Noël LEBRETON, sieur de HAUTEROCHE, auteur cité dans le Littré
HAUTEROCHE (1617-1707)
Dans le texte d'origine du Littré, les auteurs pouvaient être nommés par de nombreuses variantes. Dans cette version en ligne, la forme HAUTEROCHE a été choisie.Œuvres citées dans le dictionnaire Littré
Cette liste des œuvres a été compilée manuellement pour ce site web. Elle n'est pas exhaustive, et privilégie autant que possible les références aux éditions originales. Elle peut toutefois comprendre des publications contemporaines d'É. Littré, lorsque ce dernier était explicite sur ses sources ou qu'il cite des compilations. Le dictionnaire imprimé contenait d'ailleurs une liste très partielle des œuvres et auteurs.

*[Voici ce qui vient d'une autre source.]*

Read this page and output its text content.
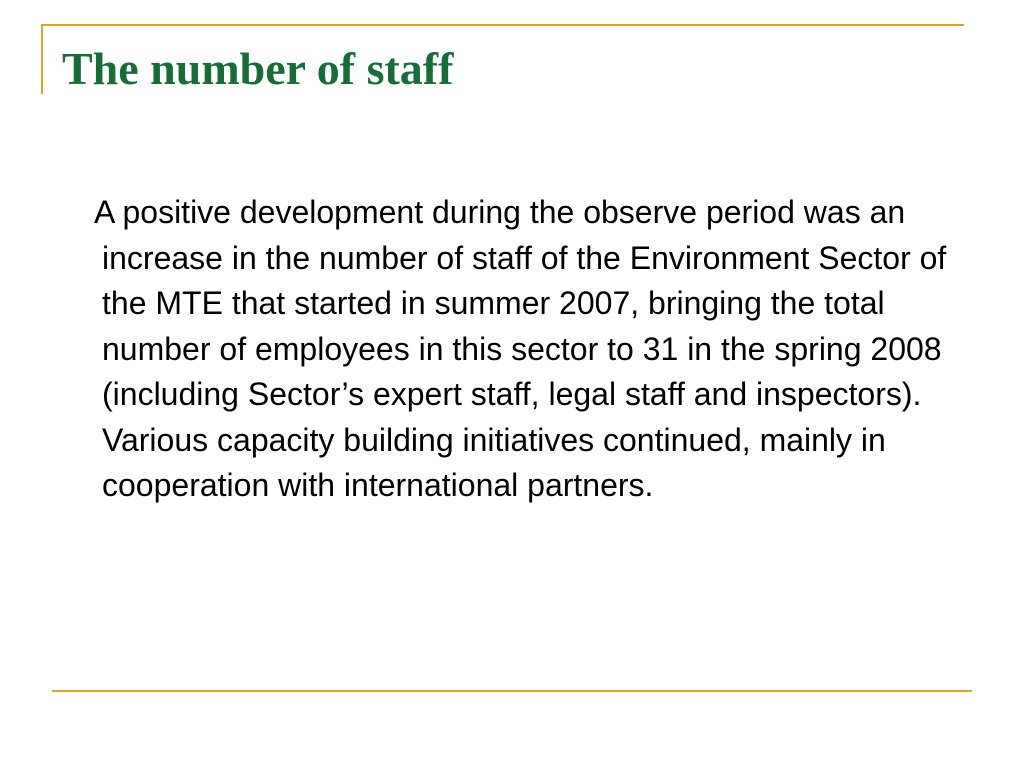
The number of staff

A positive development during the observe period was an increase in the number of staff of the Environment Sector of the MTE that started in summer 2007, bringing the total number of employees in this sector to 31 in the spring 2008 (including Sector’s expert staff, legal staff and inspectors). Various capacity building initiatives continued, mainly in cooperation with international partners.
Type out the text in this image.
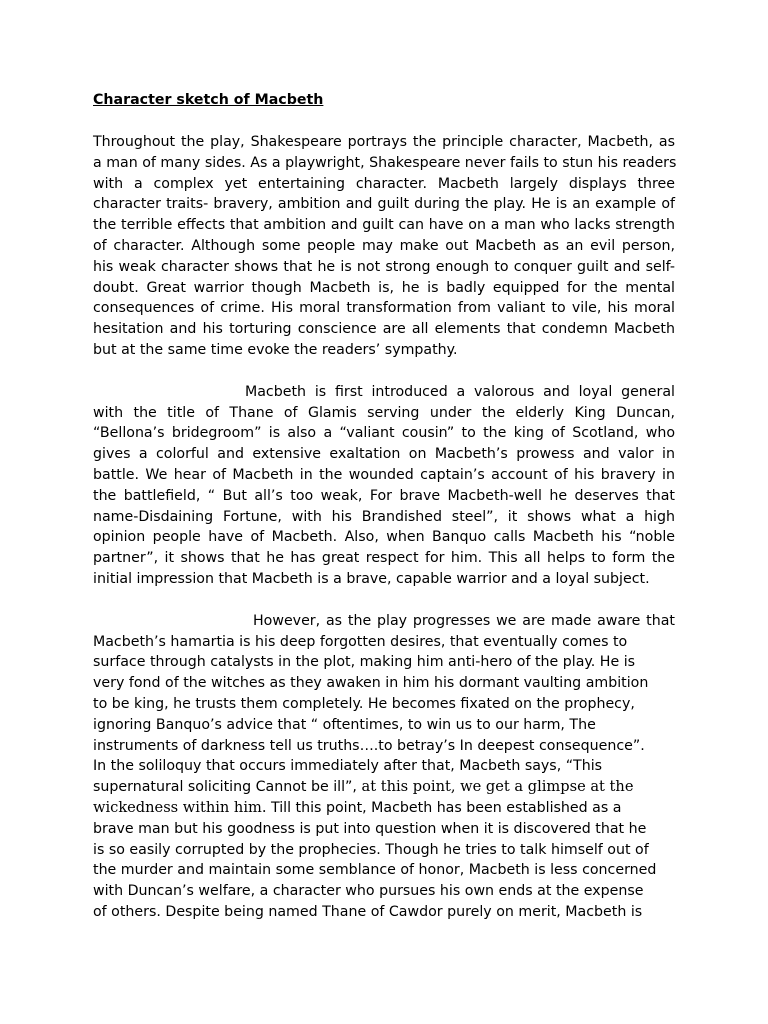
Character sketch of Macbeth

Throughout the play, Shakespeare portrays the principle character, Macbeth, as
a man of many sides. As a playwright, Shakespeare never fails to stun his readers
with a complex yet entertaining character. Macbeth largely displays three
character traits- bravery, ambition and guilt during the play. He is an example of
the terrible effects that ambition and guilt can have on a man who lacks strength
of character. Although some people may make out Macbeth as an evil person,
his weak character shows that he is not strong enough to conquer guilt and self-
doubt. Great warrior though Macbeth is, he is badly equipped for the mental
consequences of crime. His moral transformation from valiant to vile, his moral
hesitation and his torturing conscience are all elements that condemn Macbeth
but at the same time evoke the readers’ sympathy.
Macbeth is first introduced a valorous and loyal general
with the title of Thane of Glamis serving under the elderly King Duncan,
“Bellona’s bridegroom” is also a “valiant cousin” to the king of Scotland, who
gives a colorful and extensive exaltation on Macbeth’s prowess and valor in
battle. We hear of Macbeth in the wounded captain’s account of his bravery in
the battlefield, “ But all’s too weak, For brave Macbeth-well he deserves that
name-Disdaining Fortune, with his Brandished steel”, it shows what a high
opinion people have of Macbeth. Also, when Banquo calls Macbeth his “noble
partner”, it shows that he has great respect for him. This all helps to form the
initial impression that Macbeth is a brave, capable warrior and a loyal subject.
However, as the play progresses we are made aware that
Macbeth’s hamartia is his deep forgotten desires, that eventually comes to
surface through catalysts in the plot, making him anti-hero of the play. He is
very fond of the witches as they awaken in him his dormant vaulting ambition
to be king, he trusts them completely. He becomes fixated on the prophecy,
ignoring Banquo’s advice that “ oftentimes, to win us to our harm, The
instruments of darkness tell us truths….to betray’s In deepest consequence”.
In the soliloquy that occurs immediately after that, Macbeth says, “This
supernatural soliciting Cannot be ill”, at this point, we get a glimpse at the
wickedness within him. Till this point, Macbeth has been established as a
brave man but his goodness is put into question when it is discovered that he
is so easily corrupted by the prophecies. Though he tries to talk himself out of
the murder and maintain some semblance of honor, Macbeth is less concerned
with Duncan’s welfare, a character who pursues his own ends at the expense
of others. Despite being named Thane of Cawdor purely on merit, Macbeth is
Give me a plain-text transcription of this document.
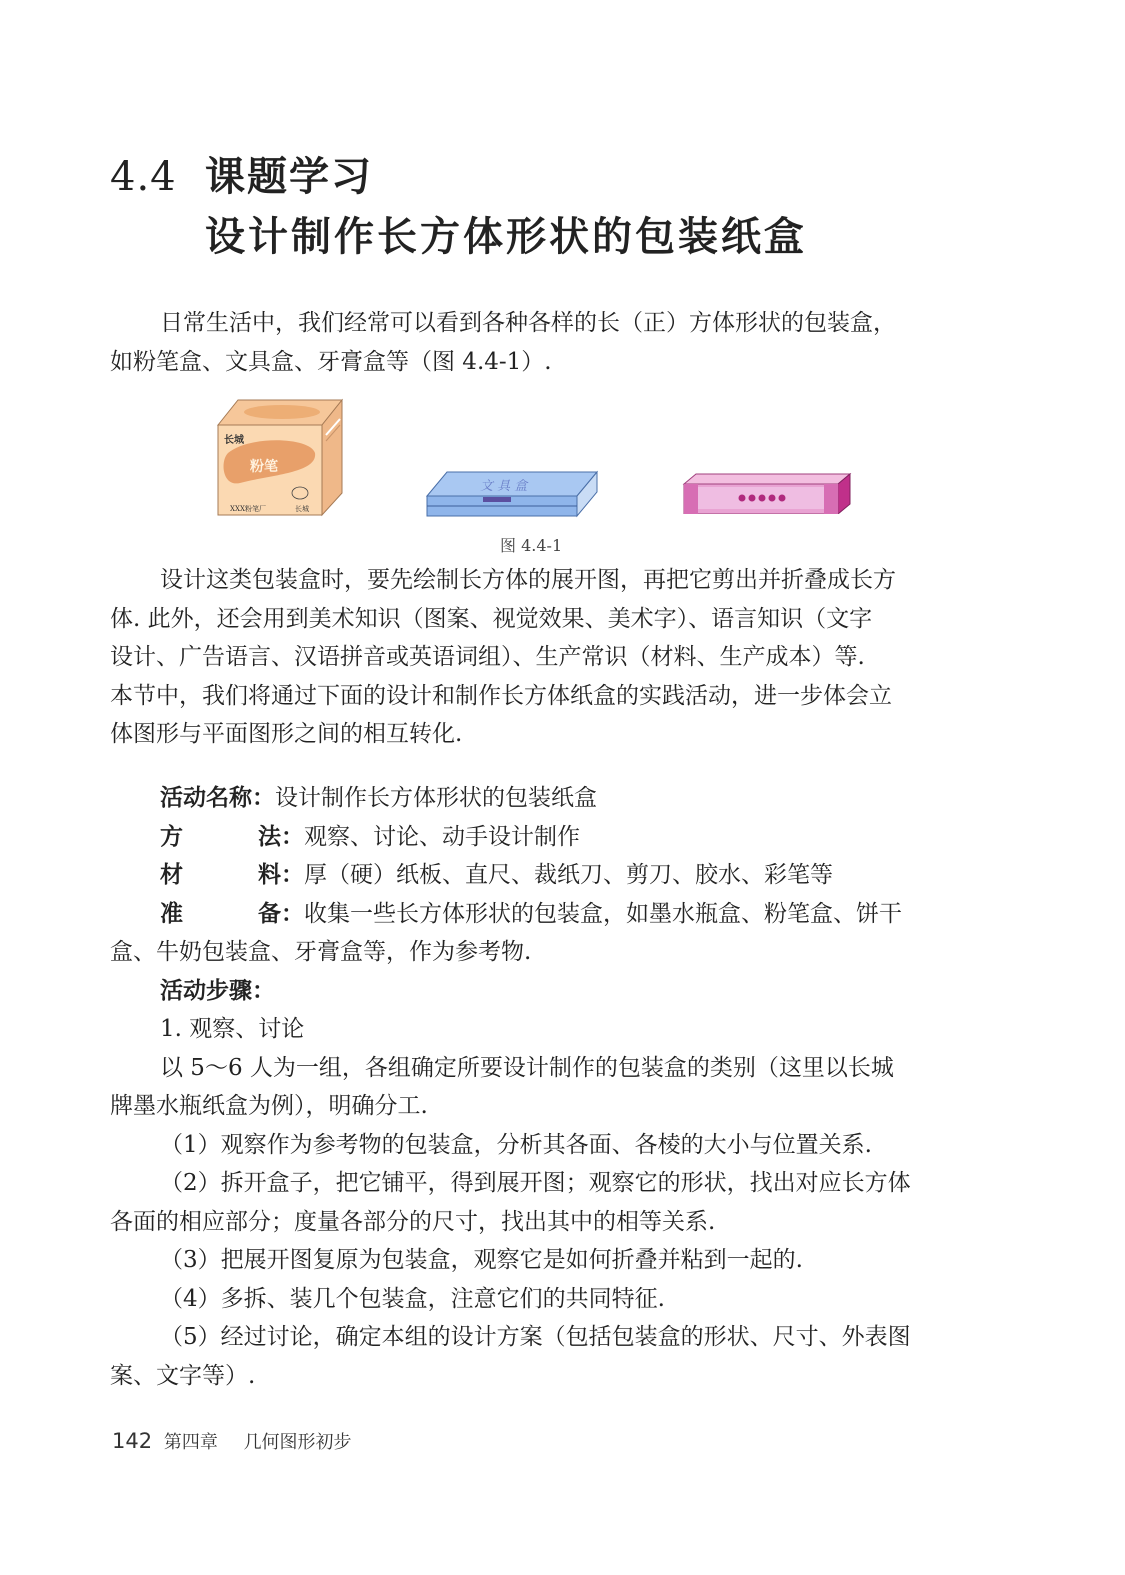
4.4 课题学习
设计制作长方体形状的包装纸盒
日常生活中，我们经常可以看到各种各样的长（正）方体形状的包装盒，
如粉笔盒、文具盒、牙膏盒等（图 4.4-1）.
长城
粉笔
XXX粉笔厂	长城
文 具 盒
图 4.4-1
设计这类包装盒时，要先绘制长方体的展开图，再把它剪出并折叠成长方
体. 此外，还会用到美术知识（图案、视觉效果、美术字）、语言知识（文字
设计、广告语言、汉语拼音或英语词组）、生产常识（材料、生产成本）等.
本节中，我们将通过下面的设计和制作长方体纸盒的实践活动，进一步体会立
体图形与平面图形之间的相互转化.
活动名称：设计制作长方体形状的包装纸盒
方	法：观察、讨论、动手设计制作
材	料：厚（硬）纸板、直尺、裁纸刀、剪刀、胶水、彩笔等
准	备：收集一些长方体形状的包装盒，如墨水瓶盒、粉笔盒、饼干
盒、牛奶包装盒、牙膏盒等，作为参考物.
活动步骤：
1. 观察、讨论
以 5～6 人为一组，各组确定所要设计制作的包装盒的类别（这里以长城
牌墨水瓶纸盒为例），明确分工.
（1）观察作为参考物的包装盒，分析其各面、各棱的大小与位置关系.
（2）拆开盒子，把它铺平，得到展开图；观察它的形状，找出对应长方体
各面的相应部分；度量各部分的尺寸，找出其中的相等关系.
（3）把展开图复原为包装盒，观察它是如何折叠并粘到一起的.
（4）多拆、装几个包装盒，注意它们的共同特征.
（5）经过讨论，确定本组的设计方案（包括包装盒的形状、尺寸、外表图
案、文字等）.
142 第四章 几何图形初步
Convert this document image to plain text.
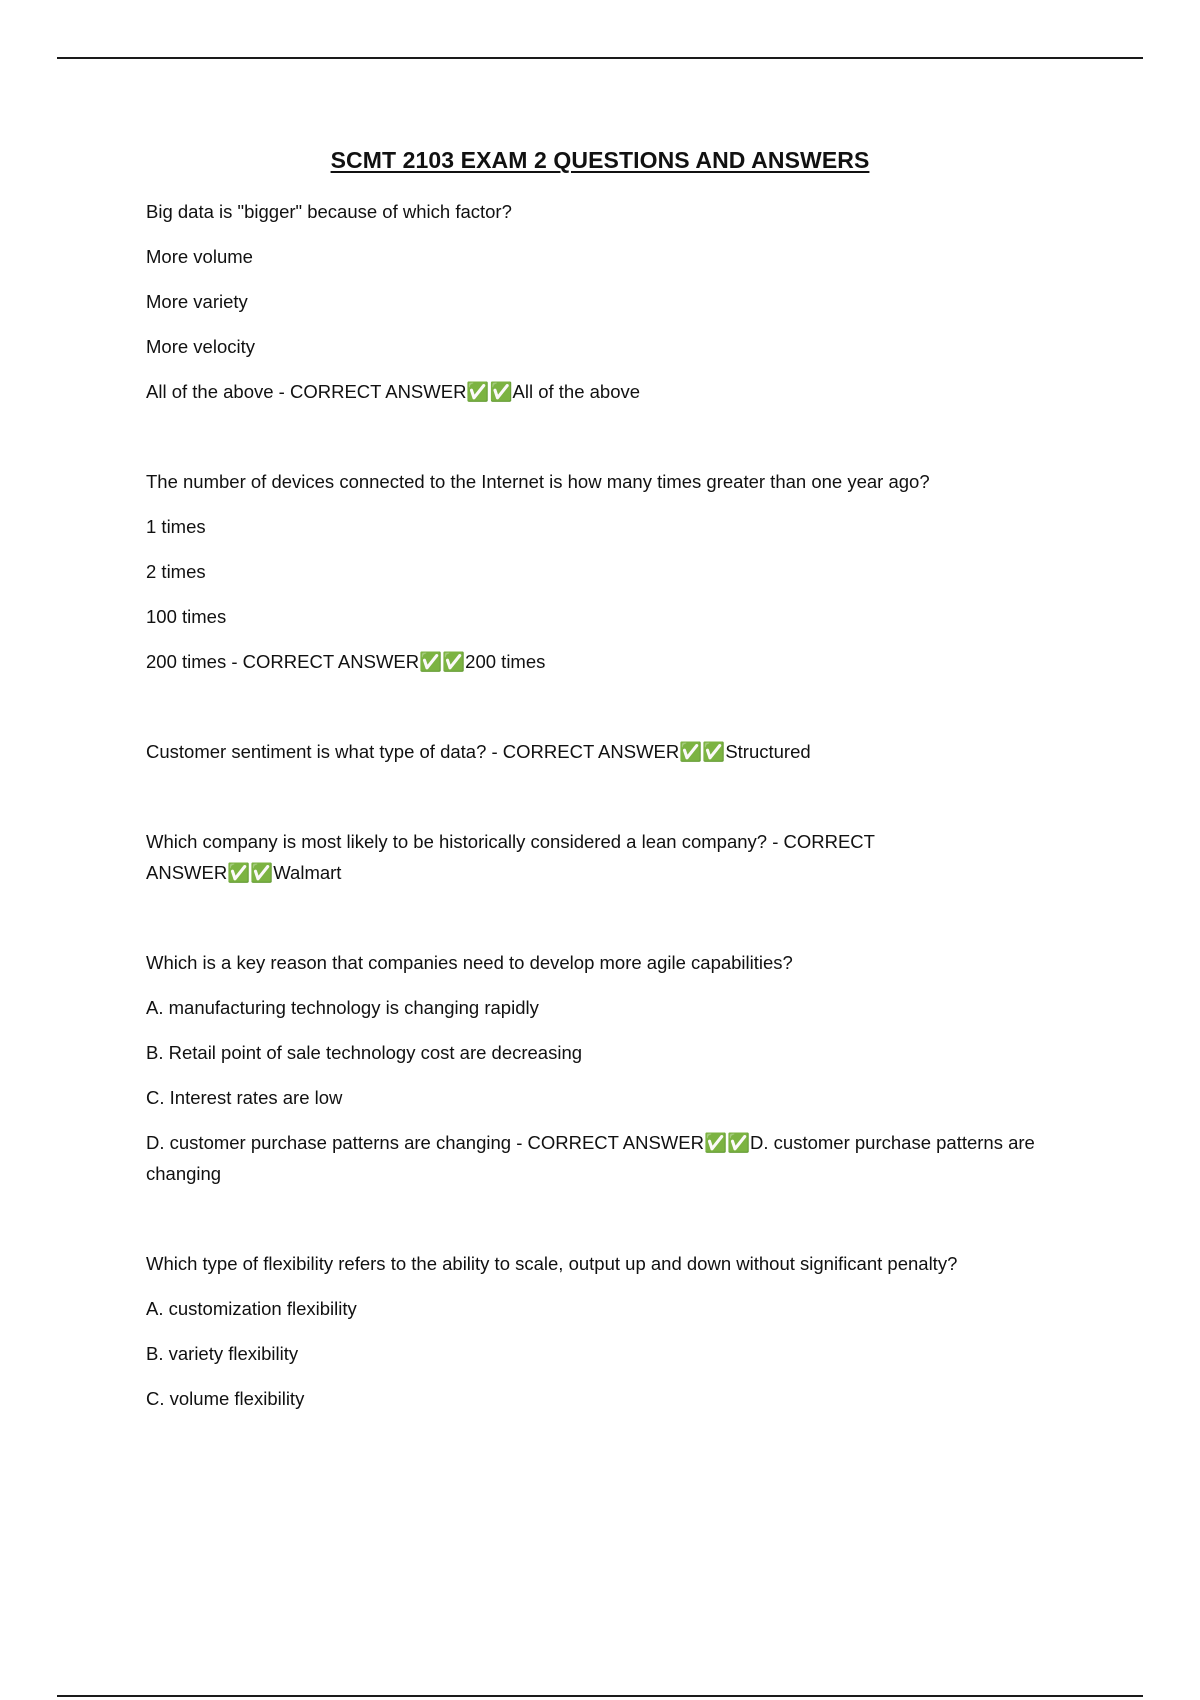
SCMT 2103 EXAM 2 QUESTIONS AND ANSWERS
Big data is "bigger" because of which factor?
More volume
More variety
More velocity
All of the above - CORRECT ANSWER✅✅All of the above
The number of devices connected to the Internet is how many times greater than one year ago?
1 times
2 times
100 times
200 times - CORRECT ANSWER✅✅200 times
Customer sentiment is what type of data? - CORRECT ANSWER✅✅Structured
Which company is most likely to be historically considered a lean company? - CORRECT ANSWER✅✅Walmart
Which is a key reason that companies need to develop more agile capabilities?
A. manufacturing technology is changing rapidly
B. Retail point of sale technology cost are decreasing
C. Interest rates are low
D. customer purchase patterns are changing - CORRECT ANSWER✅✅D. customer purchase patterns are changing
Which type of flexibility refers to the ability to scale, output up and down without significant penalty?
A. customization flexibility
B. variety flexibility
C. volume flexibility
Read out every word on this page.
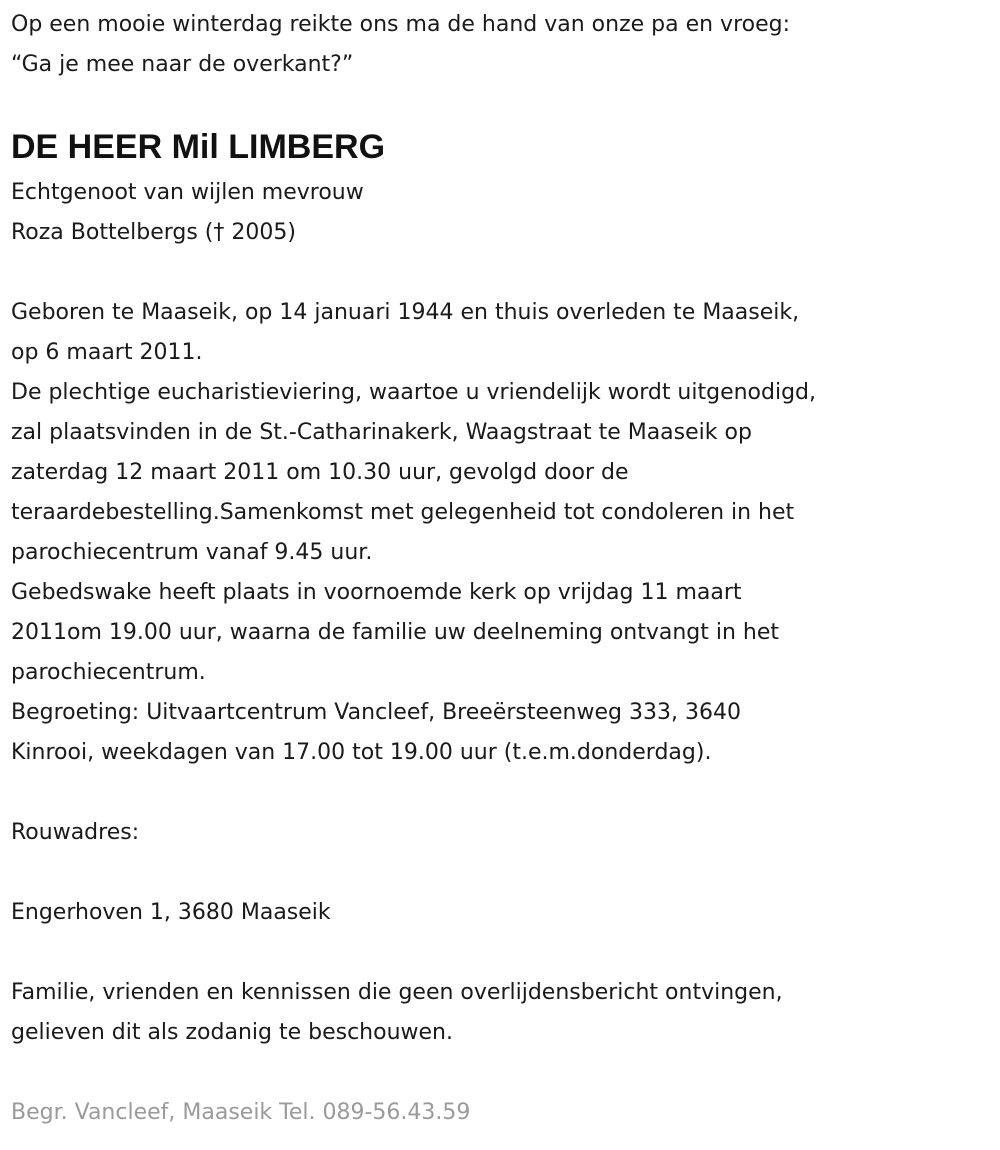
Op een mooie winterdag reikte ons ma de hand van onze pa en vroeg:
“Ga je mee naar de overkant?”
DE HEER Mil LIMBERG
Echtgenoot van wijlen mevrouw
Roza Bottelbergs († 2005)
Geboren te Maaseik, op 14 januari 1944 en thuis overleden te Maaseik,
op 6 maart 2011.
De plechtige eucharistieviering, waartoe u vriendelijk wordt uitgenodigd,
zal plaatsvinden in de St.-Catharinakerk, Waagstraat te Maaseik op
zaterdag 12 maart 2011 om 10.30 uur, gevolgd door de
teraardebestelling.Samenkomst met gelegenheid tot condoleren in het
parochiecentrum vanaf 9.45 uur.
Gebedswake heeft plaats in voornoemde kerk op vrijdag 11 maart
2011om 19.00 uur, waarna de familie uw deelneming ontvangt in het
parochiecentrum.
Begroeting: Uitvaartcentrum Vancleef, Breeërsteenweg 333, 3640
Kinrooi, weekdagen van 17.00 tot 19.00 uur (t.e.m.donderdag).
Rouwadres:
Engerhoven 1, 3680 Maaseik
Familie, vrienden en kennissen die geen overlijdensbericht ontvingen,
gelieven dit als zodanig te beschouwen.
Begr. Vancleef, Maaseik Tel. 089-56.43.59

| Titre de l'œuvre | Date de parution | Citations |
|---|---|---|
| Crispin médecin | 1674 | 68 citations |
| Crispin musicien | 1674 | 16 citations |
| Le Cocher supposé | 1684 | 37 citations |
| Le deuil | 1672 | 31 citations |
| Les apparences trompeuses | 1672 | 38 citations |
| Les Bourgeoises de qualité | 1690 | 56 citations |
| Les Nobles de province | 1678 | 39 citations |
| L'Esprit follet ou La Dame invisible | 1684 | 35 citations |
Quelques citations de Noël LEBRETON, sieur de HAUTEROCHE
Voici un tirage aléatoire parmi ses 357 citations dans le Littré.
… Tu voudrais me déplaire, à moi, Crispin, à moi, que tu nommais toujours Ton bec, ton petit bec ?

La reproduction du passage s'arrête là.